Quand il rentra de nouveau chez lui, il se fit la réflexion qu’il n’avait plus pensé à ces jours de détention. C’était une bonne chose. Maintenant il lui fallait renouer avec ses employés pour préparer son retour le lendemain. Il entreposa les aliments des deux genres dans son frigo puis se saisit du téléphone. Il fit tourner le cadran mécaniquement et entendit la sonnerie à l’autre bout de la ligne.
Quand on décrocha, il entendit répondre une voix familière.
« Ouais ?
- Jefferson ? C’est Craig. » Samuel sentit un brun d’anxiété le gagner alors que son second mettait du temps à répondre.
« Eh bien, chef ! Content de vous entendre !
- Et moi, donc. Tout se passe bien sur le chantier ?
- Eh bien, oui… On attend votre retour. Un policier est venu nous dire hier que vous alliez ressortir et que vous n’étiez coupable d’aucun crime. Je peux vous assurer que les gars le savaient depuis le début chef.
- Ca fait plaisir à entendre, Jefferson. Mais vous dites qu’il est passé la nuit dernière ?
- Ouais. Un flic du 15ème. Pourquoi ?
- Parce que ces enfoirés m’ont laissé sortir que cet après-midi. Mais il a dit quoi d’autre ?

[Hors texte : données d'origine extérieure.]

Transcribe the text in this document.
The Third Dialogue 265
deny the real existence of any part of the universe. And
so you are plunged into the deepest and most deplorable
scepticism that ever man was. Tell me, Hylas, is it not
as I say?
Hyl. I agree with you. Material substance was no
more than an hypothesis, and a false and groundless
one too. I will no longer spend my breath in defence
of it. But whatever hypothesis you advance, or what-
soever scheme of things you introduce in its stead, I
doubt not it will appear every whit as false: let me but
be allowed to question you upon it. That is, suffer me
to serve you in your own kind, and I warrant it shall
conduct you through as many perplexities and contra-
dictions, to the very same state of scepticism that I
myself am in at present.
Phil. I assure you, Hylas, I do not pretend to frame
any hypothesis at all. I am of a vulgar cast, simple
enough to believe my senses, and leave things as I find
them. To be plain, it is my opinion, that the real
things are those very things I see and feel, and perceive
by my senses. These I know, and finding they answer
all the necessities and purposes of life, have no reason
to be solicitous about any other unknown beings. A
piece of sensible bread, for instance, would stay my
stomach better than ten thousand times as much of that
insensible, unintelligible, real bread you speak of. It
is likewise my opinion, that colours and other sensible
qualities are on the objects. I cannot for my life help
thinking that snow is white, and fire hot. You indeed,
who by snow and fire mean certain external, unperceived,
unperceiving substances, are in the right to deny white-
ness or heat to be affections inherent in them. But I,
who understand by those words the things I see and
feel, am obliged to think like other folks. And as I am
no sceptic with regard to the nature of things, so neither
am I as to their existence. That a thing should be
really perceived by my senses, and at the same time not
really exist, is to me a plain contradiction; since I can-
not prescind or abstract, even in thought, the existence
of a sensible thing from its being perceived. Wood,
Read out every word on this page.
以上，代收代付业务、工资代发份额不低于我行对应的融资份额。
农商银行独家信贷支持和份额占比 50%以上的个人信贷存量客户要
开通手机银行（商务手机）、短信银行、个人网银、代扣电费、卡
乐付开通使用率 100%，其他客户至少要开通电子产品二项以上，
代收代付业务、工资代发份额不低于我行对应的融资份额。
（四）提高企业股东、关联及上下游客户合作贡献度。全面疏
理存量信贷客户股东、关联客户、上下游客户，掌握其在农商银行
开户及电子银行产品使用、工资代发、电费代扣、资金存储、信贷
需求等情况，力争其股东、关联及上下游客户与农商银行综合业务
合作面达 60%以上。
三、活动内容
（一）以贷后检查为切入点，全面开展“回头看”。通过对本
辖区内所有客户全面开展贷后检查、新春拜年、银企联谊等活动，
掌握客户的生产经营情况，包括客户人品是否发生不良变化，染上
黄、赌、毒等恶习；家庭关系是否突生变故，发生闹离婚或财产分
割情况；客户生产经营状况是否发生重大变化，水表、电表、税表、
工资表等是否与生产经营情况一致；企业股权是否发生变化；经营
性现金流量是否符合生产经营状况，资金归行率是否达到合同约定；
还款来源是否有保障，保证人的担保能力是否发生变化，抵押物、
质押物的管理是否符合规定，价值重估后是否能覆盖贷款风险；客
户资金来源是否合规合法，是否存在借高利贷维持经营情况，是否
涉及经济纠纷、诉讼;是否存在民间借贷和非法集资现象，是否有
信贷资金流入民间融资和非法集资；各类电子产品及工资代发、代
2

- Rien de plus, chef. Juste que vous n’étiez là que pour le cadre d’une enquête mais que rien ne vous était reproché. Vous passez au chantier cette nuit ?
- Je ne pense pas », repris Samuel après un temps, « Si tout se passe bien pour vous, je crois que je vais prendre cette nuit encore. Je serai là demain.
- Pas de problème, chef. Je m’en sors. Bon je dis pas que y’en a pas quelques-uns qui en ont profité pour ne pas venir, mais je vais prendre les dispositions pour que tout le monde soit là demain. Et je vous ferai une liste des absences.
- Merci Jefferson. A demain. »
Samuel était de nouveau énervé après les hunters. Ainsi ses employés le savaient sorti d’affaire avant lui. Il ne pu s’empêcher d’avoir à l’esprit le visage de l’Inspecteur Spaded et son petit sourire suffisant. Il décida qu’il était peut-être temps de goûter à nouveau à l’ivresse ressentie l’après-midi, et même s’il avait encore le ventre plein, il connaissait d’autres méthodes bien plus radicales que l’ingestion de sang pour qu’un vampire s’enivre. Il reprit ses affaires et ressortit de chez lui.